Legal Question in Criminal Law in California
I was caught by shoplifting. And i feel really guilty about it.
When i got caught, the security handcuffed me and took me to the back of the shop and made me sign 'civil demand notice' which says that i admit that i did a wrong thing, and i signed a paper that i agree to not shop at Bloomingdales for few years. and they told me that there will be a letter sent to me soon. So i got a letter, and it says i have to pay $425 for civil demand within 30 days. i searched in google and viewed many other lawyer's answers about this problem and most of them said 'just ignore it'. I am confused now. Do i have to pay this? or is there any other solutions?
1 Answer from Attorneys
Sometimes they say you have to pay a fine. It's not a civil "fine" - it's a civil demand letter. California law allows a merchant to demand up to $500 following a theft incident. These letters are typically sent by the store or a law firm acting on their behalf. They are all bark and no bite. If you ignore the letter, they have to make a choice - let it go or file a small claims case against you. I have never heard of anyone actually being sued if they ignore the letter. Why don't they do anything? Because lawyers cannot get involved in small claims cases and it isn't worth the store's time to pursue a small claims case over such a minor amount.

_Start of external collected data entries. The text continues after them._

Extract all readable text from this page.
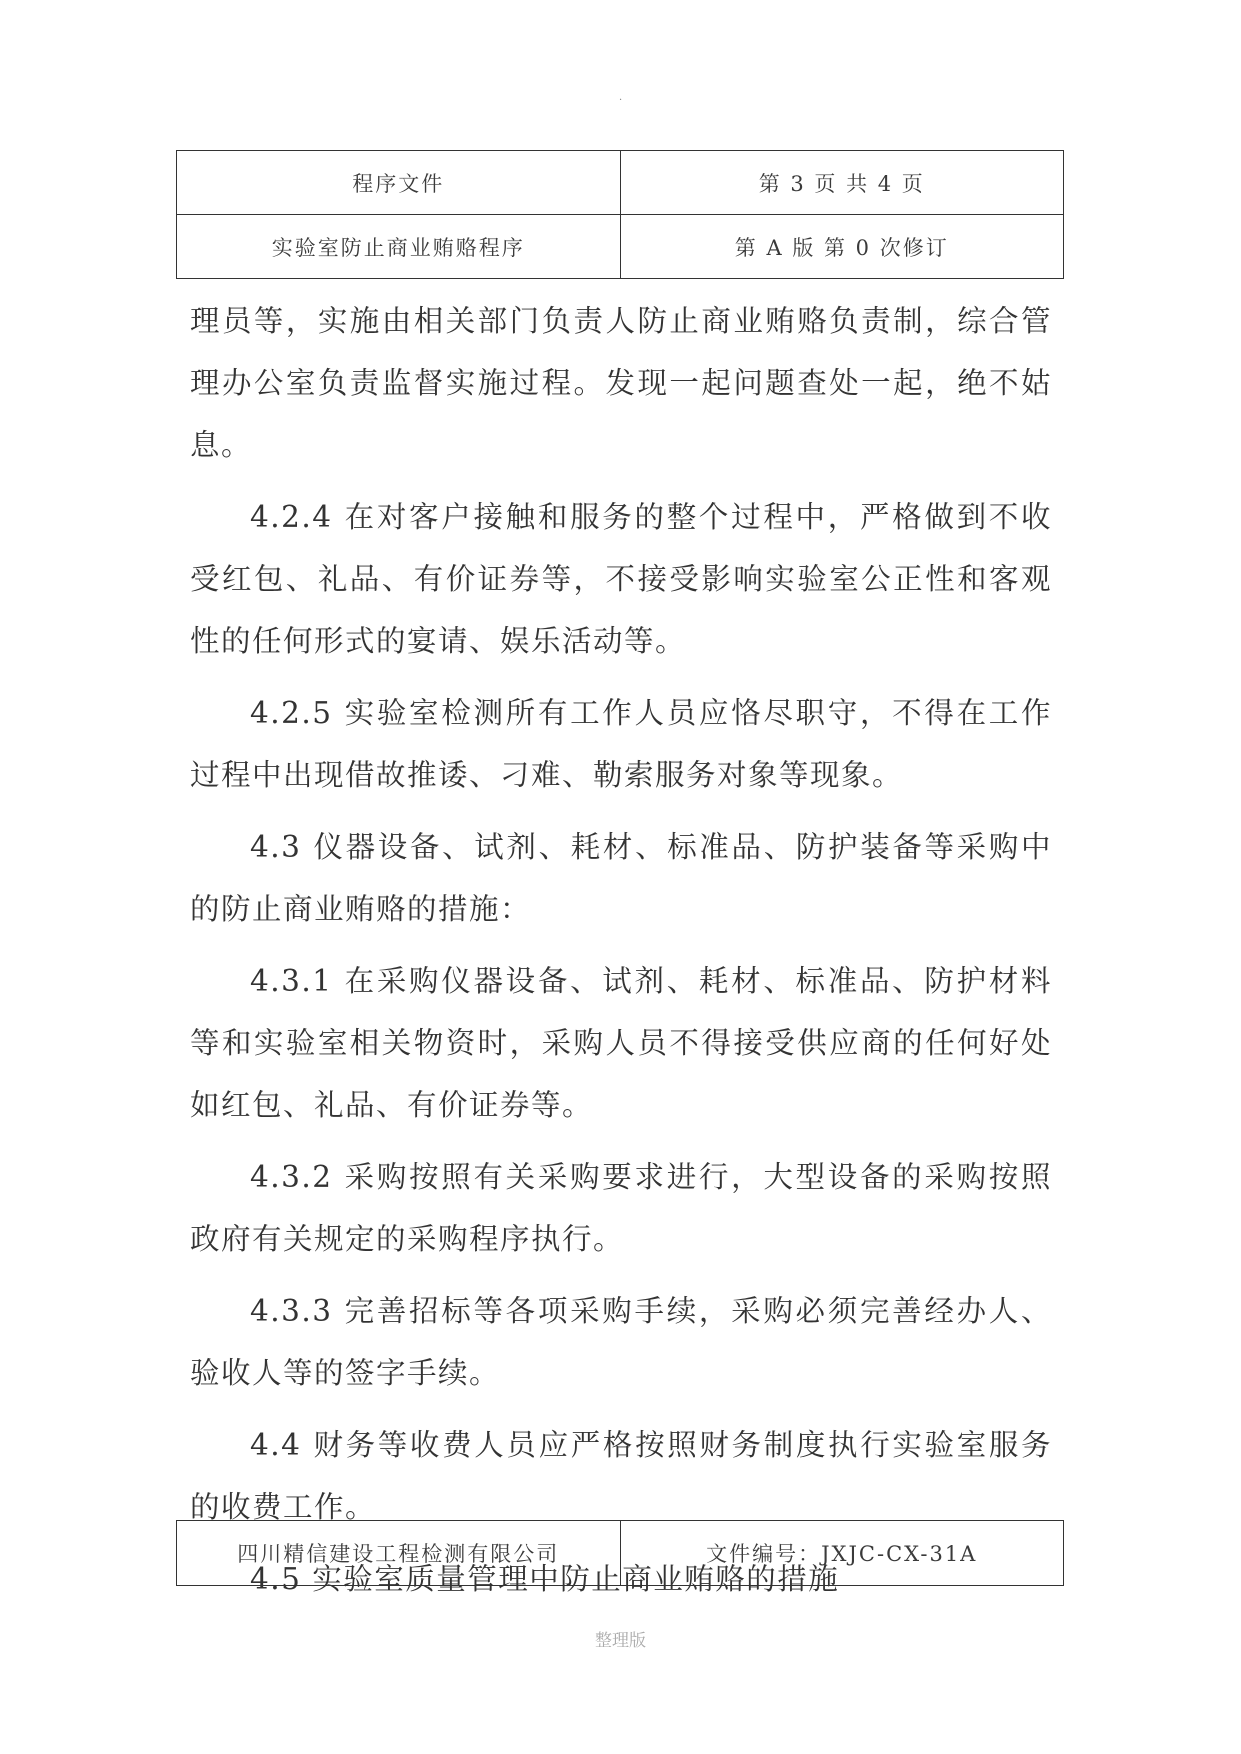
·
程序文件	第 3 页 共 4 页
实验室防止商业贿赂程序	第 A 版 第 0 次修订

理员等，实施由相关部门负责人防止商业贿赂负责制，综合管理办公室负责监督实施过程。发现一起问题查处一起，绝不姑息。

4.2.4 在对客户接触和服务的整个过程中，严格做到不收受红包、礼品、有价证券等，不接受影响实验室公正性和客观性的任何形式的宴请、娱乐活动等。

4.2.5 实验室检测所有工作人员应恪尽职守，不得在工作过程中出现借故推诿、刁难、勒索服务对象等现象。

4.3 仪器设备、试剂、耗材、标准品、防护装备等采购中的防止商业贿赂的措施：

4.3.1 在采购仪器设备、试剂、耗材、标准品、防护材料等和实验室相关物资时，采购人员不得接受供应商的任何好处如红包、礼品、有价证券等。

4.3.2 采购按照有关采购要求进行，大型设备的采购按照政府有关规定的采购程序执行。

4.3.3 完善招标等各项采购手续，采购必须完善经办人、验收人等的签字手续。

4.4 财务等收费人员应严格按照财务制度执行实验室服务的收费工作。

4.5 实验室质量管理中防止商业贿赂的措施

四川精信建设工程检测有限公司	文件编号：JXJC-CX-31A
整理版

There is one law firm in Florida that does nothing but these kind of civil demand letters on behalf of stores. They were quoted in a Wall Street Journal article as sending out over one and a half million letters a year, but they filed less than 10 lawsuits. Not ten percent. Not ten thousand. Ten. The odds are overwhelming that they won't do anything. If you choose to pay their demand, it just means they won't sue you, but it will have no impact on any criminal prosecution. Paying it won't stop criminal charges from being filed and not paying it won't make a criminal case worse or cause charges to be filed if they weren't going to be in the first place.
Your research was correct. The overwhelming consensus is to ignore civil demand letters.